Istilah kuda hitam (dark horse) dalam sejarahnya mengesankan sifat yang misterius dan serba tidak terduga. Kuda hitam adalah kompetitor yang sepak terjangnya belum terbaca, namun menyimpan bakat dan potensi luar biasa sehingga potensial menang secara tak terduga. Dalam politik, kuda hitam adalah sebutan bagi seorang calon yang tidak diperhitungkan sebelumnya namun tiba-tiba namanya melejit dan di luar dugaan mampu memenangi sebuah kompetisi politik.

Jika dilihat dari pengertian di atas, dan berdasarkan hasil survei sejumlah lembaga, sejauh ini muncul tiga nama yang menonjol dan berpotensi menjadi kuda hitam di Pilpres 2019. Mereka adalah Gubernur DKI Jakarta Anies Baswedan, mantan Panglima TNI Gatot Nurmantyo, dan Agus Harimurti Yudhoyono (AHY). Hanya saja, hingga saat ini elektabilitas mereka masih di bawah 5 persen. Ketiga nama itu masih terpaut jauh dari elektabilitas Jokowi (40,6 persen) dan disusul Prabowo (22,7 persen).

Pun begitu, hasil survei lembaga Median, LSI Denny JA, dan PolMark menyatakan 30 – 40 persen publik menginginkan tokoh alternatif selain Jokowi dan Prabowo. Hal ini menandakan, peluang kuda hitam tetaplah besar. “Soal siapa figur alternatif itu, kami belum konsolidasi ke satu tokoh, yang pasti siapa yang dianggap mampu menyelesaikan himpitan hidup, dan mampu meyakinkan kepada publik bahwa harga sembako dan tarif listrik tidak lagi mahal, itu yang dipilih,” ujar Direktur Eksekutif Median, Rico Marbun, bulan lalu.

Terlebih, dari berbagai survei perihal elektabilias capres, Jokowi dan Prabowo berada di titik yang belum aman.
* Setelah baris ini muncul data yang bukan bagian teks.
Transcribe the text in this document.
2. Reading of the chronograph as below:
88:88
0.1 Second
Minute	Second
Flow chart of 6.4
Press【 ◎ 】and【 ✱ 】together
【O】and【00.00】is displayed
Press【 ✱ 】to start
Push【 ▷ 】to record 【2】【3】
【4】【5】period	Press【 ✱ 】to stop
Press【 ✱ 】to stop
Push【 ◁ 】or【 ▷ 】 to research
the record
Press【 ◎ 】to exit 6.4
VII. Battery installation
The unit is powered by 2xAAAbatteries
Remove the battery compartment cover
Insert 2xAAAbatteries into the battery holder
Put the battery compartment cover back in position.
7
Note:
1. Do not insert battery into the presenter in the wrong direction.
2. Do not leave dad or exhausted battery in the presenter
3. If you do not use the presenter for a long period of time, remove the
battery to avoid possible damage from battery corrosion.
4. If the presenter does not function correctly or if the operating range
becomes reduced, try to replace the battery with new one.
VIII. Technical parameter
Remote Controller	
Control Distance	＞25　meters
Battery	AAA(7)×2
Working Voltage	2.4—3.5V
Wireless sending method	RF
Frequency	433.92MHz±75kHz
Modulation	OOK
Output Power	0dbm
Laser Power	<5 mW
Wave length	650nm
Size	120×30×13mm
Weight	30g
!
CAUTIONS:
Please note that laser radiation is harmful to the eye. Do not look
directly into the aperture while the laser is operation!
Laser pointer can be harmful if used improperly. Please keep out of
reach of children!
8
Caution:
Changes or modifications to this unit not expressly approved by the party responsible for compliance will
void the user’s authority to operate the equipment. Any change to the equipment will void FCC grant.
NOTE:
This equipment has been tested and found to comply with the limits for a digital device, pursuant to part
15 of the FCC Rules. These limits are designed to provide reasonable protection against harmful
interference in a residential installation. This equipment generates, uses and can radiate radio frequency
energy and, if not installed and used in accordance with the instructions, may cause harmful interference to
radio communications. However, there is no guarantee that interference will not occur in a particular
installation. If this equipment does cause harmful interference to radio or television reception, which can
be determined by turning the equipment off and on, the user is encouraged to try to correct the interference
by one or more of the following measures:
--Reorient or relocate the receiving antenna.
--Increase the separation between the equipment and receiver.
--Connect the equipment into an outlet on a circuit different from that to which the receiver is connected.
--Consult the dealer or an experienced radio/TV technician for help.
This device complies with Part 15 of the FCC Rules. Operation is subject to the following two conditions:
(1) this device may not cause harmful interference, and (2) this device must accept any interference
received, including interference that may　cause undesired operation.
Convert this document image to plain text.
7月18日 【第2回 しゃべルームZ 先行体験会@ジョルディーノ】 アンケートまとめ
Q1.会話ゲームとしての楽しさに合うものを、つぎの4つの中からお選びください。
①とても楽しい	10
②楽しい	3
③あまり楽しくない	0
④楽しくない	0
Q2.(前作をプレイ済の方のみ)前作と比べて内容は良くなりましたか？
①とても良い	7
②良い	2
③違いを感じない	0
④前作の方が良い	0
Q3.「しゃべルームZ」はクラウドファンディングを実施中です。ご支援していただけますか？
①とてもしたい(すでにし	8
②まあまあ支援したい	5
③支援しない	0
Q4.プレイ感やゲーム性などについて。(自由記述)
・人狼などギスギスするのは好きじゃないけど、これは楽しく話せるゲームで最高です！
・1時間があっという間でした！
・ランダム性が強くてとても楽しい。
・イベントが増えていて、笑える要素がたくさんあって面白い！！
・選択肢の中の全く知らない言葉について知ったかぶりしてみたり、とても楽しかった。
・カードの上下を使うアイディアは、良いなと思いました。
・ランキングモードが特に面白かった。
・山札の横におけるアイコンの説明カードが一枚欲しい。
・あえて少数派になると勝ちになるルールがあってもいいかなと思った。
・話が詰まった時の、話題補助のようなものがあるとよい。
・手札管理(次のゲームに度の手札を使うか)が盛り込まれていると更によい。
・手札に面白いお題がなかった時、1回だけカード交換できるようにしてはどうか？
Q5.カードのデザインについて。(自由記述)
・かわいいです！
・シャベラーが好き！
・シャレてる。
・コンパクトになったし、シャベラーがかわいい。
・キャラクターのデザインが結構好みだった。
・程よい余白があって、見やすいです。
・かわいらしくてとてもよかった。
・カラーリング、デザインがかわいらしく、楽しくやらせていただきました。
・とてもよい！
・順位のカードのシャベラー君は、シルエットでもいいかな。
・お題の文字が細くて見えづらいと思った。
Pasalnya, trend elektabilitas Jokowi terus turun dari 60 persen pada tahun-tahun sebelumnya menjadi kurang dari 50 persen. Bandingkan dengan presiden sebelumnya Susilo Bambang Yudhoyono (SBY) yang elektabilitasnya stabil di kisaran 60 persen sebelum memasuki Pilpres periode keduanya tahun 2009. Sementara elektabilitas Prabowo meski terpaut di bawah Jokowi, tapi cenderung.

Memang, di tengah moncernya elektabilitas Jokowi saat ini, tidak mudah untuk mencari figur yang mampu menandinginya. Apalagi, banyak partai yang rela mendukung Jokowi sebagai capres 2019. Juga, menantang kekuatan Prabowo yang digadang-gadang maju lewat koalisi partai yang dikenal militan dan cerdas dalam menggaet suara, bukan perkara gampang.

Siapa kuda hitam di luar Jokowi dan Prabowo?

Namun logika penting yang harus dipahami, elektabilitas tidak menjadi jaminan petahana akan melenggang mulus dalam Piplres 2019. Logika ini mudah dianalisis. Belajar dari pengalaman Jokowi sebelum mencalonkan menjadi capres 2014, popularitasnya kalah jauh dari Prabowo Subianto yang sudah terlebih dahulu mendeklarasikan menjadi capres. Bahkan kampanyenya sudah memenuhi ruang publik dan media. Prabowo dianggap tanpa hadangan menuju RI-1 waktu itu. Namun Jokowi mampu membalikkan anggapan tersebut.

Begitu pula saat Pilpres 2004, pasangan SBY-Jusuf Kalla (JK) yang didukung partai gurem sanggup mengalahkan raksasa politik Megawati-Hasyim Muzadi yang didukung partai-partai kakap. Setali tiga uang, kita masih ingat pilkada DKI 2017 silam di mana petahana kalah dari Anies Baswedan. Padahal sebelum mencalonkan, Anies kalah pamor oleh Ahok.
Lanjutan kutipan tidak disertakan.